データレイク(Data Lake)とは、規模の大小を問わず、あらゆる構造化データ(HTMLで書かれた情報が、どういった情報か理解できるようタグ付けしたもの)、および非構造化データ(写真、動画、音声など)を保存することが可能な保管場所のことです。

これまで企業でのデータ蓄積によく適用されてきたのは、統合データベースである「データウエアハウス」でした。しかし、データウエアハウスではデータが目的別に再構成されたり、蓄積するデータがあらかじめ絞られていたりします。そのため、いざ何かの分析をしようとしたときに、必要なデータが見つからない場合もありました。そこで、あらゆるデータを貯めておける「湖(レイク)」のような場所をつくるという「データレイク構想」が注目されるようになったのです。すなわち、目的の定まっていない情報も含め、さまざまなデータをまずはひとつの保管場所「データレイク」に蓄積し、そのなかから必要なデータをその都度取り出そうという発想です。

データウエアハウス、データマートとの違い

データ蓄積関連では、前述の「データウエアハウス」のほか、「データマート」を使用する企業もあります。これらにはどのような違いがあるのでしょうか。それぞれの特徴を簡単に説明します。

  • データウエアハウス
    複数のシステムから必要なデータを取り出し、目的別に再構成したうえで時系列に保管した統合データベース。
  • データマート
    データウエアハウスに蓄積されたデータのなかから、それを利用する部門や目的などに応じて必要なものだけを取り出し、利用しやすい形にして格納したデータベース。
  • データレイク
    データウエアハウスやデータマートと異なり、事前にデータの構造などを設計したり、目的を決めたりする必要がない。

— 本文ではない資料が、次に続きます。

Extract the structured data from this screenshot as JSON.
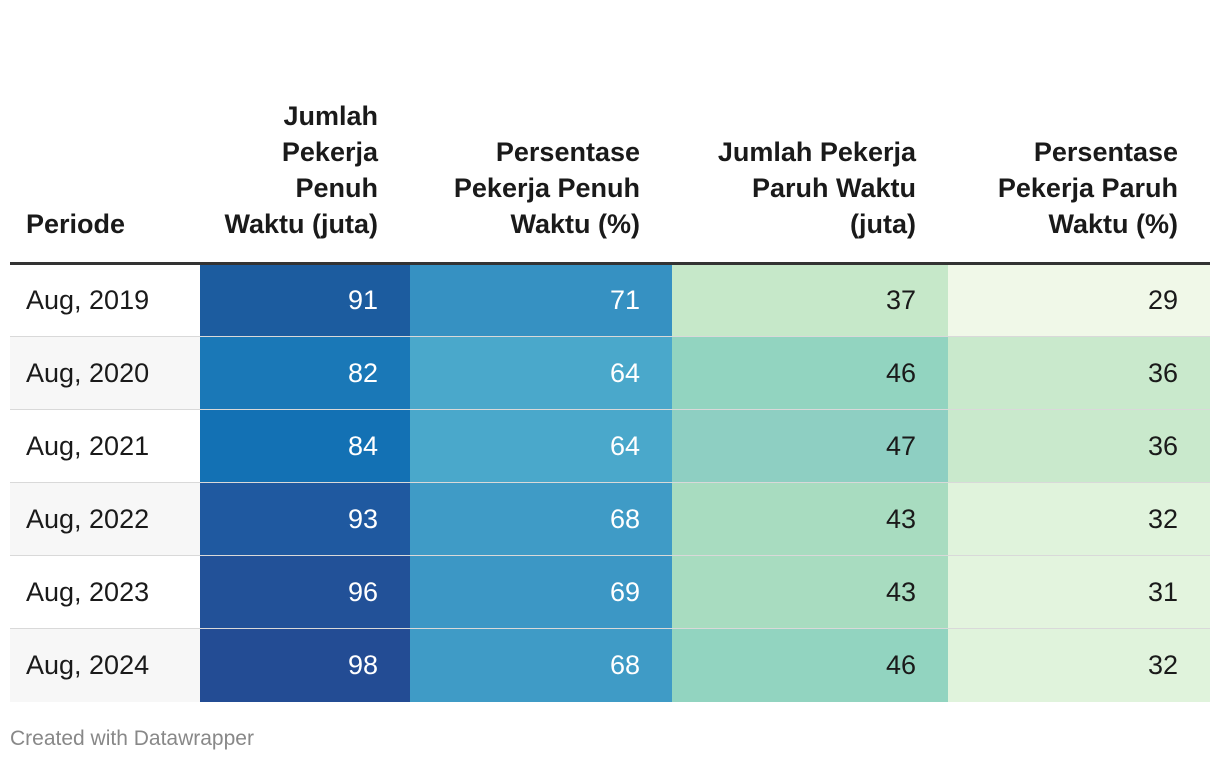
{
  "chart_data": {
    "type": "table",
    "columns": [
      "Periode",
      "Jumlah Pekerja Penuh Waktu (juta)",
      "Persentase Pekerja Penuh Waktu (%)",
      "Jumlah Pekerja Paruh Waktu (juta)",
      "Persentase Pekerja Paruh Waktu (%)"
    ],
    "rows": [
      [
        "Aug, 2019",
        "91",
        "71",
        "37",
        "29"
      ],
      [
        "Aug, 2020",
        "82",
        "64",
        "46",
        "36"
      ],
      [
        "Aug, 2021",
        "84",
        "64",
        "47",
        "36"
      ],
      [
        "Aug, 2022",
        "93",
        "68",
        "43",
        "32"
      ],
      [
        "Aug, 2023",
        "96",
        "69",
        "43",
        "31"
      ],
      [
        "Aug, 2024",
        "98",
        "68",
        "46",
        "32"
      ]
    ],
    "cell_colors": [
      [
        null,
        "#1c5c9f",
        "#3691c2",
        "#c6e8c9",
        "#f0f8e8"
      ],
      [
        null,
        "#1a78b7",
        "#4aa8cb",
        "#92d4c0",
        "#c9e9cc"
      ],
      [
        null,
        "#1371b4",
        "#4aa8cb",
        "#8ecfc2",
        "#c9e9cc"
      ],
      [
        null,
        "#1f59a0",
        "#3f9bc6",
        "#a8dcc0",
        "#e0f3dc"
      ],
      [
        null,
        "#225198",
        "#3c97c5",
        "#a8dcc0",
        "#e3f4de"
      ],
      [
        null,
        "#234c94",
        "#3f9bc6",
        "#92d4c0",
        "#e0f3dc"
      ]
    ],
    "light_text_columns": [
      1,
      2
    ]
  },
  "footer": "Created with Datawrapper"
}
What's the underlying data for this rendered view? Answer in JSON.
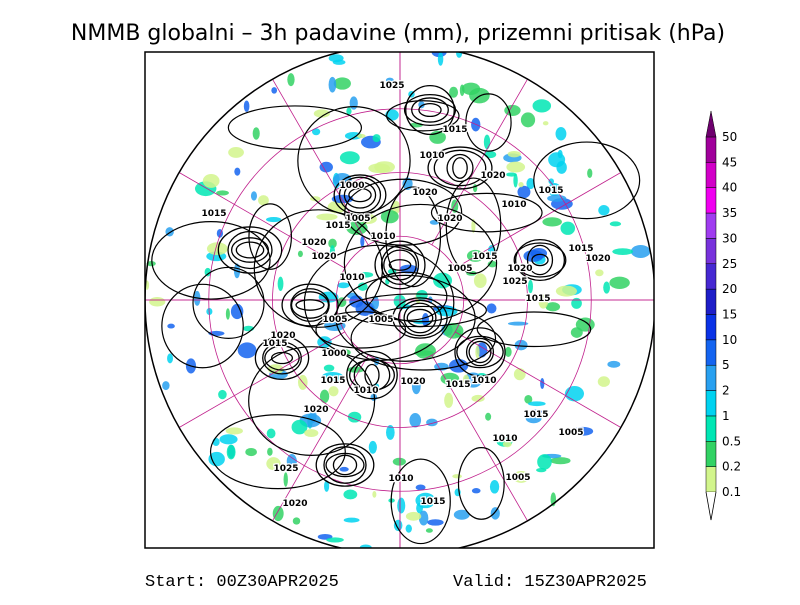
{
  "header": {
    "title": "NMMB globalni – 3h padavine (mm), prizemni pritisak (hPa)"
  },
  "map": {
    "contour_labels": [
      "1025",
      "1015",
      "1010",
      "1020",
      "1020",
      "1015",
      "1010",
      "1020",
      "1000",
      "1005",
      "1015",
      "1010",
      "1015",
      "1020",
      "1020",
      "1015",
      "1015",
      "1020",
      "1005",
      "1020",
      "1025",
      "1010",
      "1015",
      "1005",
      "1005",
      "1020",
      "1015",
      "1000",
      "1015",
      "1010",
      "1020",
      "1015",
      "1010",
      "1020",
      "1015",
      "1005",
      "1010",
      "1025",
      "1010",
      "1005",
      "1020",
      "1015"
    ]
  },
  "legend": [
    {
      "label": "0.1",
      "color": "#d2f58c"
    },
    {
      "label": "0.2",
      "color": "#32d264"
    },
    {
      "label": "0.5",
      "color": "#00e6b4"
    },
    {
      "label": "1",
      "color": "#00d2f0"
    },
    {
      "label": "2",
      "color": "#28a0f0"
    },
    {
      "label": "5",
      "color": "#1464f0"
    },
    {
      "label": "10",
      "color": "#0a32e6"
    },
    {
      "label": "15",
      "color": "#1e1ec8"
    },
    {
      "label": "20",
      "color": "#4628d2"
    },
    {
      "label": "25",
      "color": "#7832dc"
    },
    {
      "label": "30",
      "color": "#a03cf0"
    },
    {
      "label": "35",
      "color": "#f000f0"
    },
    {
      "label": "40",
      "color": "#d200c8"
    },
    {
      "label": "45",
      "color": "#a0009b"
    },
    {
      "label": "50",
      "color": "#6e006e"
    }
  ],
  "footer": {
    "start": "Start: 00Z30APR2025",
    "valid": "Valid: 15Z30APR2025"
  }
}
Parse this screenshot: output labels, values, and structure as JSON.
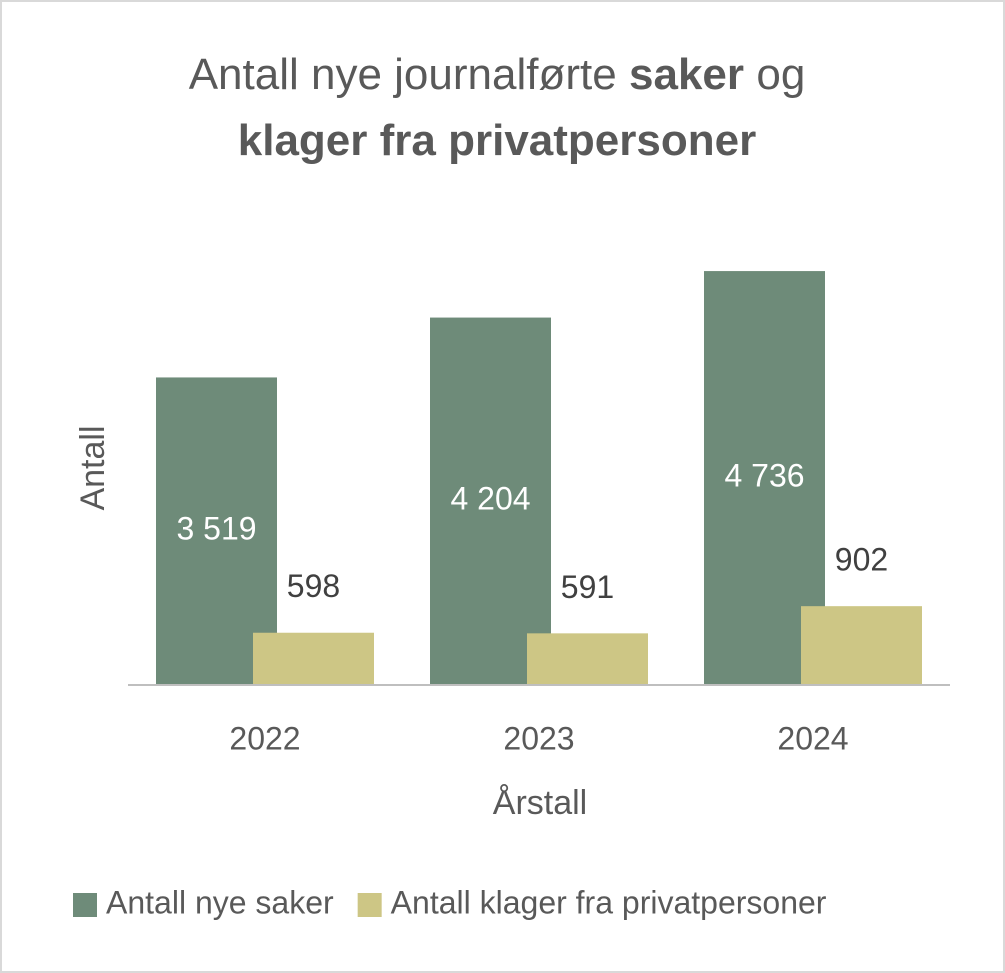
{
  "chart_data": {
    "type": "bar",
    "title": [
      [
        {
          "text": "Antall nye journalførte",
          "bold": false
        },
        {
          "text": "saker",
          "bold": true
        },
        {
          "text": "og",
          "bold": false
        }
      ],
      [
        {
          "text": "klager fra privatpersoner",
          "bold": true
        }
      ]
    ],
    "x_label": "Årstall",
    "y_label": "Antall",
    "categories": [
      "2022",
      "2023",
      "2024"
    ],
    "series": [
      {
        "name": "Antall nye saker",
        "color": "#6e8b79",
        "values": [
          3519,
          4204,
          4736
        ],
        "value_labels": [
          "3 519",
          "4 204",
          "4 736"
        ],
        "label_color": "#ffffff",
        "label_position": "inside"
      },
      {
        "name": "Antall klager fra privatpersoner",
        "color": "#cdc685",
        "values": [
          598,
          591,
          902
        ],
        "label_color": "#404040",
        "label_position": "above"
      }
    ],
    "ylim": [
      0,
      5000
    ],
    "grid": false,
    "legend": "bottom"
  }
}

用途が決定していないデータも取り込んでおくことができる。

前者ふたつとデータレイクの大きな違いは、蓄積するデータがあらかじめ絞られているかどうかという点です。データウエアハウスやデータマートでは、必要なデータをあらかじめ絞って蓄積し、使用目的も定めておきます。一方、データレイクでは、業務で必要になるかどうかわからないデータもとりあえず蓄積することができるのです。

データウエアハウス、データレイクのメリット・デメリットと活用方法

これまで、データレイクとほかのデータベースとを比べ、データ蓄積・管理方式の違いを見てきました。ここからは主にデータウエアハウスとの違いに注目し、それぞれのメリット・デメリットと活用方法を見てみましょう。

データウエアハウスのメリット・デメリットと活用方法

  • メリット
  1. データが最初から構造化されているため、効率的に分析できる。
  2. メモリなどの消費を抑えられる。
  3. 時間軸に沿ってデータがどう変化したかを読み取れる。
  • デメリット
  1. 扱うデータがあらかじめ決まっているので、後から思いついた分析ができないことがある。
  2. インデックスを作成するため、そのデータの肥大化によってデータベースの速度が落ちることもある。
  • 活用方法

顧客ニーズの分析などに使用できる。データを蓄積する際に設定をあらかじめ行えば、データ統合を後から行わずにすむので、効率的に分析することが可能。

データレイクのメリット・デメリットと活用方法

  • メリット
  1. データを元の形式のまま貯められるので、蓄積が簡単。
  2. 多種多様なデータを一元管理できる。
  3. IT専門職ではない社員でも、データを活用しやすい。
  • デメリット

「とりあえず入れ込んだ」データも含まれるため、データを探すのに時間がかかる場合がある。すなわち、「データスワンプ」の状態になる(その場合、データにタイトルや概要を記した「データカタログ」などが必要になる)。

  • 活用方法

後から新たに思いついた分析を行うのに便利。あらゆるデータが蓄積されているので、必要なデータがそこにある可能性が大きい。

データレイクのデメリットを補う方法でデータを管理

データレイクにはメリットもありますが、デメリットもあります。データカタログの利用や、データウエアハウスとの連携など、デメリットを補える可能性を探り、有用なデータを効率的に利用できるようにしましょう。